Набитый золотыми монетами сундук Мэта, стоявший в его фургоне, и был тем инструментом для выкручивания рук, что должен был его убедить. Может, то, что Мэт был та'вереном и помогло, но при наличии достаточного количества золота Люка поможет похитить самого Темного.
Эгинин глубоко вздохнула, готовясь обругать Люка, но тот уже повернулся к ней спиной и взбегал вверх по ступеням, крича внутрь фургона:
– Лателле! Лателле! Мы должны немедленно всех предупредить! Мы наконец отправляемся, ровно через минуту после того, как вернется Меррилин! Хвала Свету!
Спустя мгновение он снова вернулся, стремительно слетев вниз по узким ступенькам, сопровождаемый своей женой, завернувшейся в черный плащ с вышитыми блестками. Женщина со строгим лицом, она сморщила нос при виде Мэта, словно учуяла неприятный запах, и одарила Эгинин взглядом, которым, наверное, заставляла своих ученых медведей залазить на деревья. Лателле не нравилась даже мысль о том, что женщина может убежать от мужа, даже когда она знала, что это ложь. К счастью, она по каким-то причинам доверяла Люка, и любила золото не меньше его. Люка помчался к ближайшему фургону и принялся барабанить в двери, Лателле делала тоже со следующим.

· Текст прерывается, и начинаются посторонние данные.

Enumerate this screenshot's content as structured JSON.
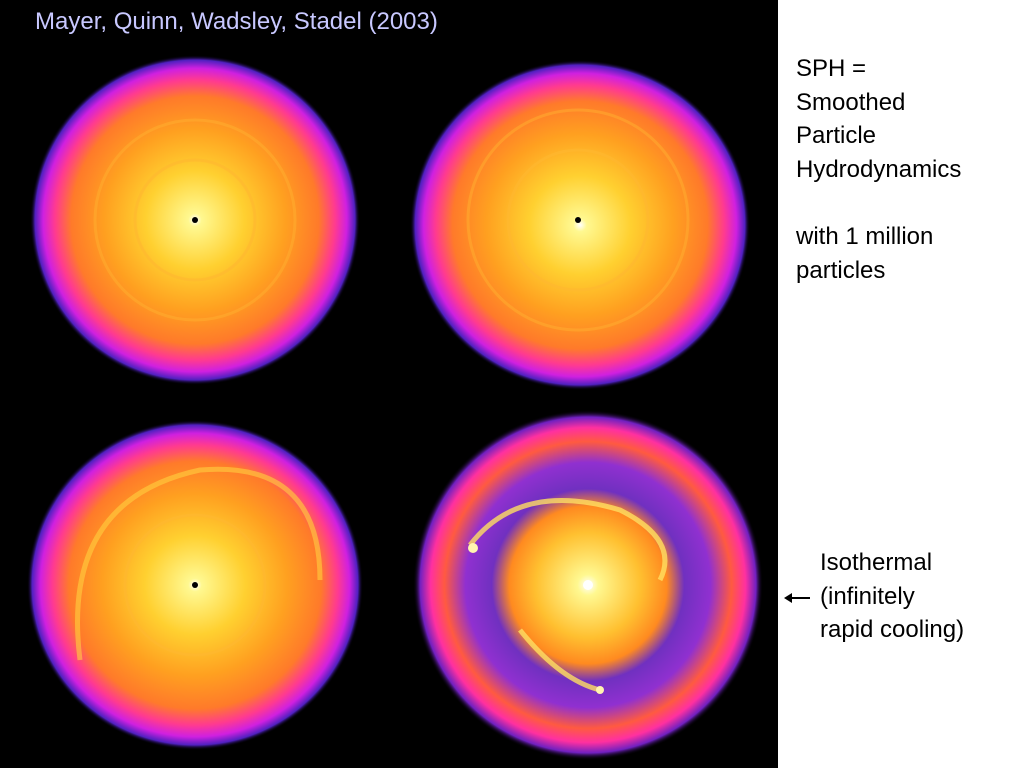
{
  "title": "Mayer, Quinn, Wadsley, Stadel (2003)",
  "sidebar": {
    "lines": [
      "SPH =",
      "Smoothed",
      "Particle",
      "Hydrodynamics",
      "with 1 million",
      "particles"
    ]
  },
  "annotation": {
    "lines": [
      "Isothermal",
      "(infinitely",
      "rapid cooling)"
    ]
  }
}
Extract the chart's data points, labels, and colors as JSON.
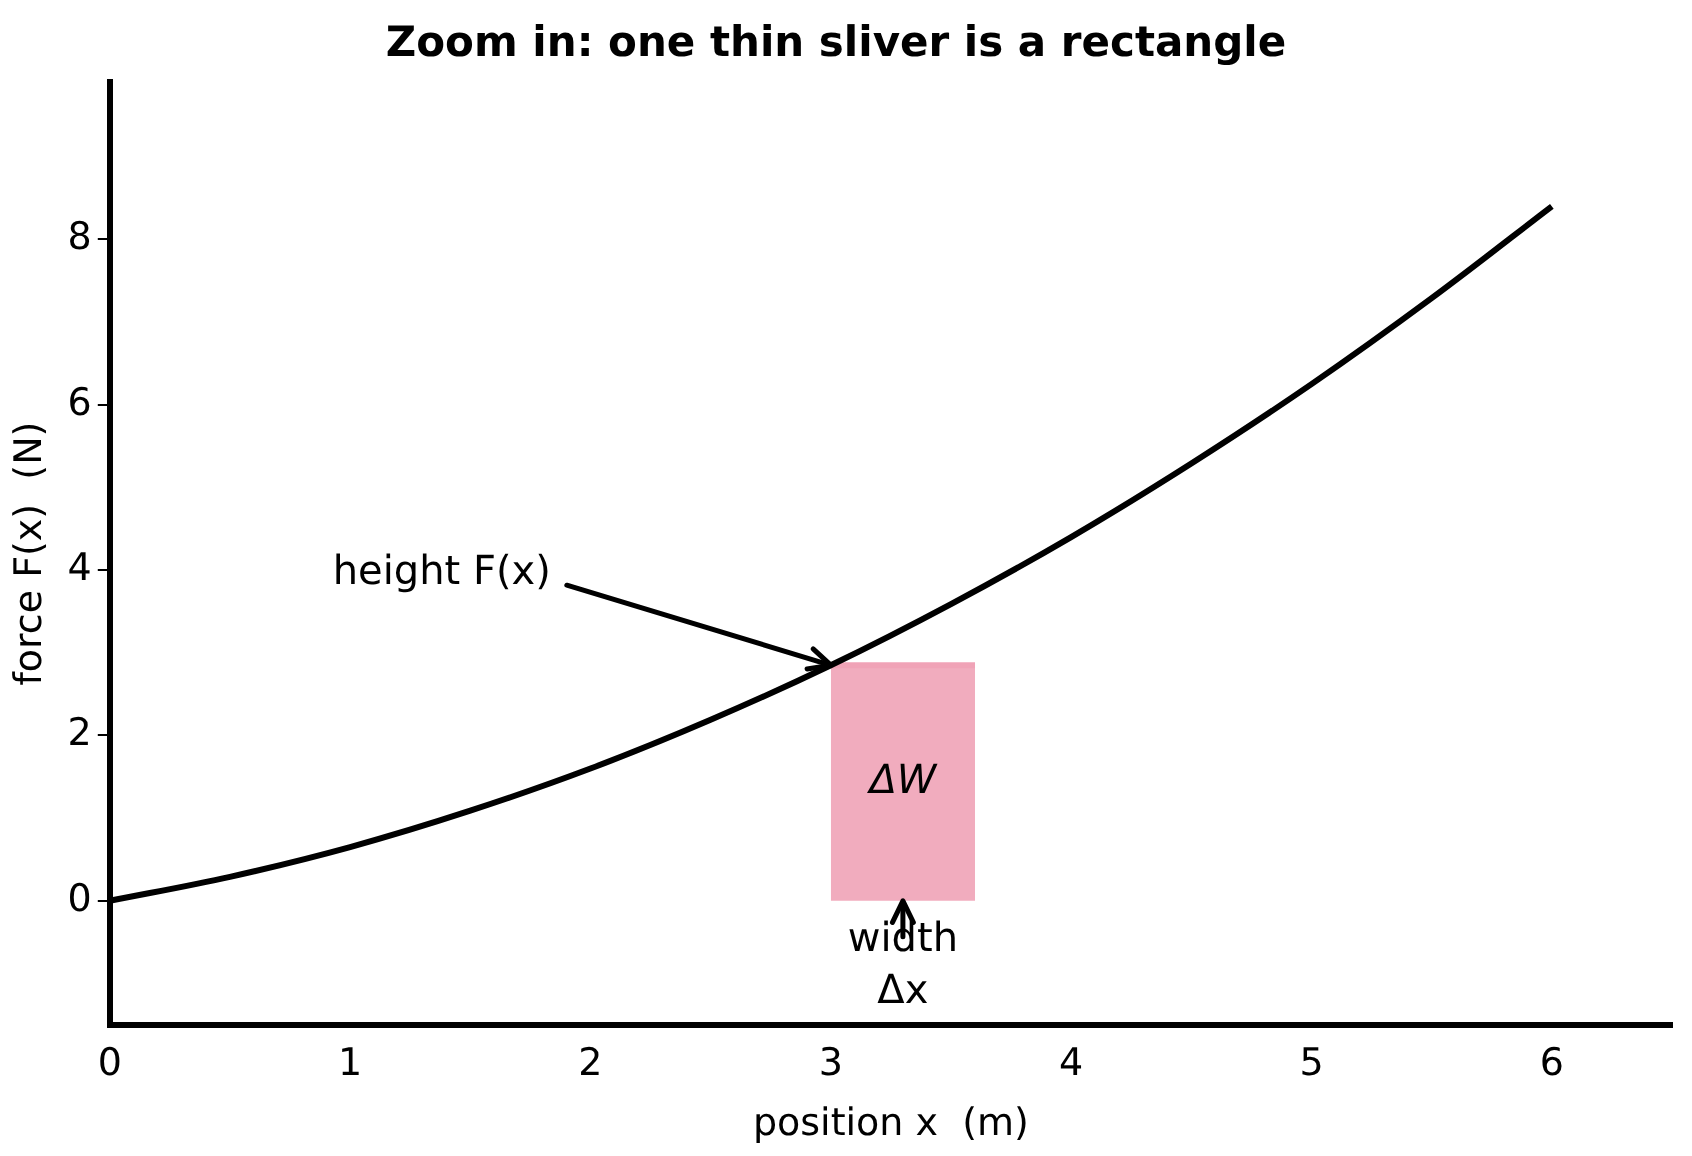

Не дожидаясь развития событий, Мэт поспешно двинулся по одному из боковых переулков. Более узкий чем главная улица, он вился среди таких же фургонов и палаток, плотно закрытых, чтобы не впускать холод, вверху над металлическими дымоходами струился дым. Платформ для исполнителей здесь не было, зато между некоторыми фургонами были натянуты веревки для сушки одежды, а на земле тут и там валялись деревянные игрушки. Эта улица предназначалась только для жилья, а ее узость мешала ходить посторонним.